At the dawn of the 1980s, Jesús Rafael Soto had reached a newfound peak in his career; already well-established within the European avant-garde, the coming decade would see him exhibit in Asia for the first time, open major retrospectives in the United States and realize monumental public commissions for the Centre d’art modern Georges Pompidou in Paris and for several major banks in Caracas. This period also marks a critical shift in Soto’s focus - from an exhaustive investigation of the capacity of lines to dematerialize space in earlier series like his Vibraciones
to a sharp fixation on color in his Ambivalencias
, to which Relación horizontal-vertical
belongs.

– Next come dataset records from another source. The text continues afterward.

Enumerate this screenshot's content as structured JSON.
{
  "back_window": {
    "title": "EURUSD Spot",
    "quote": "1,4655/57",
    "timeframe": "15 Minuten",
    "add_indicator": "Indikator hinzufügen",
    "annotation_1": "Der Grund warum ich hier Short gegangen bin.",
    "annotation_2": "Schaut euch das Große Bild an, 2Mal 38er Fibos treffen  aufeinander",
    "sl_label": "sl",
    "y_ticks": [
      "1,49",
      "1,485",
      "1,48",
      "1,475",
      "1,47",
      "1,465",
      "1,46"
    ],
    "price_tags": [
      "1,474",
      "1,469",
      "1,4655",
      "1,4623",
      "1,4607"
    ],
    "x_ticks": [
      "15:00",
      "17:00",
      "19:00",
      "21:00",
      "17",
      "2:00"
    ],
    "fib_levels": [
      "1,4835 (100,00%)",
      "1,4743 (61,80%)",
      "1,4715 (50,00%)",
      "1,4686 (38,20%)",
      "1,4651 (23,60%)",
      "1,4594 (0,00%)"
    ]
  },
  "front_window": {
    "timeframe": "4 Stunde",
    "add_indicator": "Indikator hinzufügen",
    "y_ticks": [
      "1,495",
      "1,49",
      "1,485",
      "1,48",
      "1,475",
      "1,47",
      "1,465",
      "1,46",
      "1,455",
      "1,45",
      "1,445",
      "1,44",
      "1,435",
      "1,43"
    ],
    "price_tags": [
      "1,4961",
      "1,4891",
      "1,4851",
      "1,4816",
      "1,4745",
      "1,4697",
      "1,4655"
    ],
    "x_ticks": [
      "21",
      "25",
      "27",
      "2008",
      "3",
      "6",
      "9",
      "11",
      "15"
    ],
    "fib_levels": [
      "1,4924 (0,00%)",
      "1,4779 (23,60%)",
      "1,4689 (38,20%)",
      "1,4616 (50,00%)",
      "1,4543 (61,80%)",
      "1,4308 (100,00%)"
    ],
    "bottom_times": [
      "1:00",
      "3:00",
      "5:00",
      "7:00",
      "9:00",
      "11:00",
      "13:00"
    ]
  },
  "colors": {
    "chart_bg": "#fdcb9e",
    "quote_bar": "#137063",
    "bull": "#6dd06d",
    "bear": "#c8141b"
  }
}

Throughout his lifetime he continued to revisit artistic problems he felt had been left unresolved, approaching this constant revision with a sense of historical duty: “I conceive art as a set of questions that must be solved by the artist, because they are problems posed by the age he lives in and not because he feels like doing it. The history of art takes you down that path, and you become a creator insofar as you find solutions to these questions…For me, there are no stages that are definitively concluded, and I feel completely free to take them up again when I feel the need” (Ariel Jiménez & Jesús Rafael Soto, Jesús Soto in Conversation with Ariel Jiménez
, New York, 2012, pp. 94-95).
Soto traced the root of his exploration in color-light-space dynamics to the work of the Fauves and Russian constructivists, who “tried to use color independently of form and extra-pictorial content - [in their work] the power and ambiguity of color become manifest, and we witness its capacity to generate the illusion of a space that is optically variable, as some dots seem to advance while others seem to recede” (ibid.). For Soto, the establishment of optical instability in two dimensions opened the door to spatial instability in three. In Relación horizontal-vertical, vibrant squares dance before and around the viewer, darting forward and back as one walks from side to side – lilac giving way to marigold, crimson to silver. The oscillating stripes of the background enhance the vibrational effect as these fields of pure color seem to float outward into our space. Vivid, dizzying and evanescent, Relación horizontal-vertical is a striking example of Soto’s masterful manipulation of space and color.